Lo milagroso de seguir amándose a los 50
Hace algunos años leí Mi Enemigo Mortal, la tremenda novelita de Willa Cather, esa gran desconocida de la literatura norteamericana, quizás demasiado injustamente eclipsada por Faulkner. Las apenas ochenta páginas del relato, narrado a través de los ojos de una joven del mismo pueblo que los protagonistas, describen la historia de amor entre Myra Driscoll y Oswald Henshawe.
Hace algunos años leí Mi Enemigo Mortal, la tremenda novelita de Willa Cather, esa gran desconocida de la literatura norteamericana, quizás demasiado injustamente eclipsada por Faulkner. Las apenas ochenta páginas del relato, narrado a través de los ojos de una joven del mismo pueblo que los protagonistas, describen la historia de amor entre Myra Driscoll y Oswald Henshawe. Myra, sobrina-nieta del señor Driscoll, un ricachón de Parthya (Illinois), decidió en su juventud casarse con Oswald, el hombre a quien amaba. Myra, consciente de que esa decisión le habría acarreado la pérdida de su herencia, optó por fugarse y coger un tren hacia Nueva York, hacia el amanecer del amor.
El resto de la novela es el esconderse de ese sol, la muerte progresiva de la promesa que iluminó el comienzo. “Ha sido nuestra ruina. Nos hemos destruido el uno al otro”, confiesa en un momento Myra a su marido mientras con una mano le acaricia suavemente la cabeza. La obra termina con la muerte de Myra, tumbada en una cama junto a Oswald. A él precisamente le dirige sus últimas palabras: “Podría soportar sufrir… muchos han sufrido. Pero, ¿por qué debo morir así, sola junto a mi enemigo mortal?”. Oscuridad total de un amor incumplido en el que los años eran clavos en el ataúd de la promesa. Es lo natural, dicen muchos. Y razón llevan.

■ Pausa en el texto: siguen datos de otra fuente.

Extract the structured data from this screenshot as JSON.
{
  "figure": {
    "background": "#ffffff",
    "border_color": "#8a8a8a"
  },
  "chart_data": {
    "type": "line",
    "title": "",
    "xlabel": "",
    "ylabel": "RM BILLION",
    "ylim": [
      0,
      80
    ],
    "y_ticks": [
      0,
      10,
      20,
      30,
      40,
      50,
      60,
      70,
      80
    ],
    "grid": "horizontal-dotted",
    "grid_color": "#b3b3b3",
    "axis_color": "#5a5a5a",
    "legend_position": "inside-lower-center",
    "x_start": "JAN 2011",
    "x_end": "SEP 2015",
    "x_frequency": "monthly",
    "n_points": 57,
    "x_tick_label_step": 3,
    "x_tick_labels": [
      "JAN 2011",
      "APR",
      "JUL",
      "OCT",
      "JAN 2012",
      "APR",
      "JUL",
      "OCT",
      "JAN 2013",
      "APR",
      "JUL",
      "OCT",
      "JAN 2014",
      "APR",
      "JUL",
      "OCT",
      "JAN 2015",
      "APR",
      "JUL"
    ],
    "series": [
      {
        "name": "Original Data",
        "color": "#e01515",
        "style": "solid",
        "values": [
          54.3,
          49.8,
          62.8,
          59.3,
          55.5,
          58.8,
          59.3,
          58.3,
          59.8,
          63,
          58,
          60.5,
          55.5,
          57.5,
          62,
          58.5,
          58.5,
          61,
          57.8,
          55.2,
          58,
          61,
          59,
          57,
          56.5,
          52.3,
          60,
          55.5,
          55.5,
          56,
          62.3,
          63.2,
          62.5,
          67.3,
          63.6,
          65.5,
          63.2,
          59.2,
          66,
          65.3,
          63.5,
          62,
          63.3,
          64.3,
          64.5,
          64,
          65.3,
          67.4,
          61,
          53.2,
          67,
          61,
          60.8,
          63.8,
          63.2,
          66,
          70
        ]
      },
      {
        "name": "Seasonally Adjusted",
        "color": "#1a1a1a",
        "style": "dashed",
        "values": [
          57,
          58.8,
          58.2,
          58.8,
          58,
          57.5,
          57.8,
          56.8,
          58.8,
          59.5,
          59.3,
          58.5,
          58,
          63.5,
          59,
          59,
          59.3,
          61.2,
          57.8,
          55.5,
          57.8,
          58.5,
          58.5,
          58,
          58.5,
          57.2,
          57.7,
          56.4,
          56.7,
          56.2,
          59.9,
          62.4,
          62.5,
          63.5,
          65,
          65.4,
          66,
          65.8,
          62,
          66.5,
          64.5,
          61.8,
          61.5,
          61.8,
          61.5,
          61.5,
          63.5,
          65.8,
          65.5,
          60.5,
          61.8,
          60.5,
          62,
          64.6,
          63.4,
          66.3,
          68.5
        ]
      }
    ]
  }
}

Si saco a pasear la negrura de ese matrimonio malogrado –ficticio, pero por desgracia tan real– no es porque hoy sea martes, día para disuadir de bodas y embarques. Lo hago porque el sábado pasado tuve la fortuna de presenciar su envés luminoso. La ocasión fue una fiesta en la que algunos amigos, varios de ellos parejas desde hacía ya 20 ó 25 años, habían preparado una cena para otro amigo que venía de cumplir el medio siglo. Yo era un intruso por edad, un garzón entre cincuentones. Lo que allí vi fue el resplandecer de la alegría, el gusto sosegado de vidas que en los años se habían hecho más serenas, más fructíferas. En cada gesto se percibía que con el pasar del tiempo el amor había crecido entre ellos: en la limpieza y simpatía con la que, en la conversación, sacaban a tender sus trapos sucios; en las pausas entre el chascarrillo de uno y la confesión seria de la otra; en cómo servían el vino; en la forma de hablar de los hijos que ya se iban yendo de casa y en el afrontar la irreversible partida de los padres, ya trillados por la vida en el cuerpo y en lo otro, que diría Foster Wallace.
En Mi enemigo Mortal, la narradora habla en un determinado momento de los ojos de Oswald, el marido de Myra. Son ojos “inescrutables”, “corteses y amables, pero en el fondo de los cuales no consigues adentrarte”. Las miradas de los cincuentones, transparentes, curiosas y pícaras, aquilatadas por los sufrimientos y las pruebas del vivir, fueron una soga lanzada al pozo oscuro de mi escepticismo, ese sí, mi enemigo mortal. Me hizo bien agarrarme a ella y trepar hacia la luz.